The Productivity Commission will conduct an inquiry into the impact of Australia's intellectual property regime. The inquiry follows a recommendation included in the Harper Review of competition policy that the commission examine the country's IP arrangements.
The government today directed the commission to examine the impact of the IP regime on research and innovation, access to and cost of goods and services, and competition, trade and investment.
The commission should "recommend changes to the current system that would improve the overall wellbeing of Australian society, which take account of Australia’s international trade obligations," state the terms of reference issued today by Treasurer Joe Hockey.
"The Australian Government wishes to ensure that the intellectual property system provides appropriate incentives for innovation, investment and the production of creative works while ensuring it does not unreasonably impede further innovation, competition, investment and access to goods and services," state the terms of reference.
The Competition Policy Review (also known as the Harper Review after its chair, Professor Ian Harper) earlier this year recommended that the Productivity Commission conduct a 12-month overarching review of intellectual property.
"Australia’s intellectual property regime is a priority for review," the report stated.
The final Harper Review report was released in April.
Such a review should address IP-related competition policy issues "arising from new developments in technology and markets" and the principles that guide the inclusion of IP provisions in trade agreements Australia signs up to, the report stated.

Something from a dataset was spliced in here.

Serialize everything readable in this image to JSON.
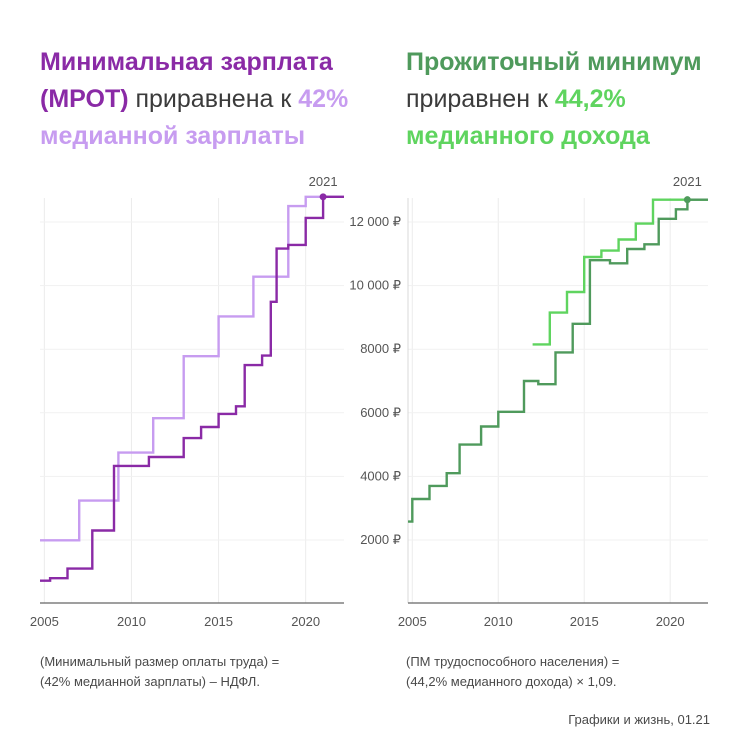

"Disruptive technologies have put intellectual property ... rights in the spotlight. Although IP rights can create incentives for innovation and disseminating ideas, they also have the potential to restrict market entry by preventing access to technologies," the Harper Review said.
The Harper Review also echoed a 2010 Productivity Commission research report (PDF) that argued Australia should assess the value of IP provisions in bilateral and regional trade agreements.

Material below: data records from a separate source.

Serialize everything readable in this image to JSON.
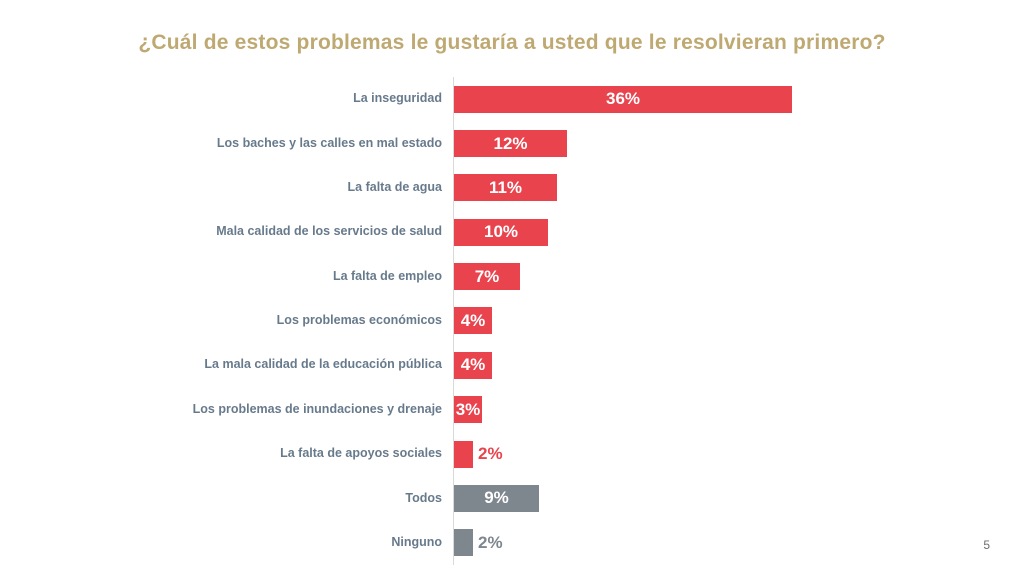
{
  "title": "¿Cuál de estos problemas le gustaría a usted que le resolvieran primero?",
  "page_number": "5",
  "colors": {
    "title": "#BFA972",
    "label": "#677A8C",
    "red": "#E9444E",
    "gray": "#7E868E",
    "value_inside": "#FFFFFF",
    "axis_line": "#D9D9D9",
    "page_number": "#6E6E6E",
    "background": "#FFFFFF"
  },
  "chart_data": {
    "type": "bar",
    "orientation": "horizontal",
    "title": "¿Cuál de estos problemas le gustaría a usted que le resolvieran primero?",
    "value_format": "percent",
    "xlim": [
      0,
      38
    ],
    "grid": false,
    "legend": false,
    "categories": [
      "La inseguridad",
      "Los baches y las calles en mal estado",
      "La falta de agua",
      "Mala calidad de los servicios de salud",
      "La falta de empleo",
      "Los problemas económicos",
      "La mala calidad de la educación pública",
      "Los problemas de inundaciones y drenaje",
      "La falta de apoyos sociales",
      "Todos",
      "Ninguno"
    ],
    "values": [
      36,
      12,
      11,
      10,
      7,
      4,
      4,
      3,
      2,
      9,
      2
    ],
    "items": [
      {
        "label": "La inseguridad",
        "value": 36,
        "display": "36%",
        "color": "red",
        "value_inside": true
      },
      {
        "label": "Los baches y las calles en mal estado",
        "value": 12,
        "display": "12%",
        "color": "red",
        "value_inside": true
      },
      {
        "label": "La falta de agua",
        "value": 11,
        "display": "11%",
        "color": "red",
        "value_inside": true
      },
      {
        "label": "Mala calidad de los servicios de salud",
        "value": 10,
        "display": "10%",
        "color": "red",
        "value_inside": true
      },
      {
        "label": "La falta de empleo",
        "value": 7,
        "display": "7%",
        "color": "red",
        "value_inside": true
      },
      {
        "label": "Los problemas económicos",
        "value": 4,
        "display": "4%",
        "color": "red",
        "value_inside": true
      },
      {
        "label": "La mala calidad de la educación pública",
        "value": 4,
        "display": "4%",
        "color": "red",
        "value_inside": true
      },
      {
        "label": "Los problemas de inundaciones y drenaje",
        "value": 3,
        "display": "3%",
        "color": "red",
        "value_inside": true
      },
      {
        "label": "La falta de apoyos sociales",
        "value": 2,
        "display": "2%",
        "color": "red",
        "value_inside": false
      },
      {
        "label": "Todos",
        "value": 9,
        "display": "9%",
        "color": "gray",
        "value_inside": true
      },
      {
        "label": "Ninguno",
        "value": 2,
        "display": "2%",
        "color": "gray",
        "value_inside": false
      }
    ]
  }
}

"[A]ny IP provisions that are proposed for a particular agreement should only be included after an economic assessment of the impacts, including on consumers, in Australia and partner countries," the Productivity Commission report said.

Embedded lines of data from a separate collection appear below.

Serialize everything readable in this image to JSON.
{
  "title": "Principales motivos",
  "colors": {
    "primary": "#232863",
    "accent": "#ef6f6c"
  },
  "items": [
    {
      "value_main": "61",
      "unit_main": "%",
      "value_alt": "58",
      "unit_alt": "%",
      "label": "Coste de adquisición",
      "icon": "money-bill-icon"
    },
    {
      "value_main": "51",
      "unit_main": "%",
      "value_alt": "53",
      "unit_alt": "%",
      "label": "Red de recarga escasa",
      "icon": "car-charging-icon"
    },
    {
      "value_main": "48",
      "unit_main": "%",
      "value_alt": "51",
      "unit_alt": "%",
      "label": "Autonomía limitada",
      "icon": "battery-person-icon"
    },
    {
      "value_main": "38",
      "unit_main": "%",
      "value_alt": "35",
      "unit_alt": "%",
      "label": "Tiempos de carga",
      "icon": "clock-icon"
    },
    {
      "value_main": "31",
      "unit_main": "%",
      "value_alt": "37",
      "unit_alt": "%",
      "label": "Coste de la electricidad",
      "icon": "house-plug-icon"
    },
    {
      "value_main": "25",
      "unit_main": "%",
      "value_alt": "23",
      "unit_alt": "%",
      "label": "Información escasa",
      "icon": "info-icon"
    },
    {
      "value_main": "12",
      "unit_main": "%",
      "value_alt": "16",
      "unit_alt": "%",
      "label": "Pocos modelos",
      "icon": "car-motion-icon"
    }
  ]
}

A number of existing and prospective trade agreements, such as the Trans-Pacific Partnership Agreement (TPP), have generated concern among advocates for reform of Australia's intellectual property regime because of the potential to lock the country into more restrictive IP rules.
The terms of reference for the new Productivity Commission inquiry state that in its work the body should have regard to "Australia’s international arrangements, including obligations accepted under bilateral, multilateral and regional trade agreements to which Australia is a party".
Attorney-General George Brandis has previously indicated that "root and branch reform" of at least one of the pillars of Australian IP law, the Copyright Act 1968, is of interest to the government.
"The Copyright Act in its current form is an act of 1968 when John Gorton was the prime minister and there are many who are of the view, and I am one of them, that the time is upon us for a comprehensive review of the Copyright Act," the attorney-general told a Senate Estimates hearing earlier this year.
"The day is upon us I think ... when we do need a comprehensive root and branch reform of the Copyright Act..."
The Attorney-General's Department is conducting an economic analysis of recommendations in the Australian Law Reform Commission's Copyright and the Digital Economy report.
That report, which was tabled in parliament in 2014, said that introducing a fair use provision in Australian copyright law would assist innovation and promote the public interest. (Brandis indicated at the Senate Estimates hearing that he was not convinced on the introduction of fair use into Australian law.)
There is as yet no formal government response to the ALRC report nor to the IT pricing inquiry's report, which included a number of recommendations relating to copyright reform.
Today's formal announcement of the Productivity Commission inquiry comes in the context of controversy over the potential impact on intellectual property arrangements in Australia of the TPP, bilateral trade agreements such as the Korea-Australia Free Trade Agreement (KAFTA) and other bilateral and multilateral agreements (particularly those that potentially include investor-state dispute settlement (ISDS) clauses).
It is also in the context of a concerted crackdown on copyright infringement waged by the Australian government, including its push for a (yet-to-be-finalised) industry code that will govern how Internet service providers will deal with allegations of online piracy by their customers and legislation that will potentially force ISPs to block access to websites associated with piracy
The new Productivity Commission inquiry is due to report within 12 months.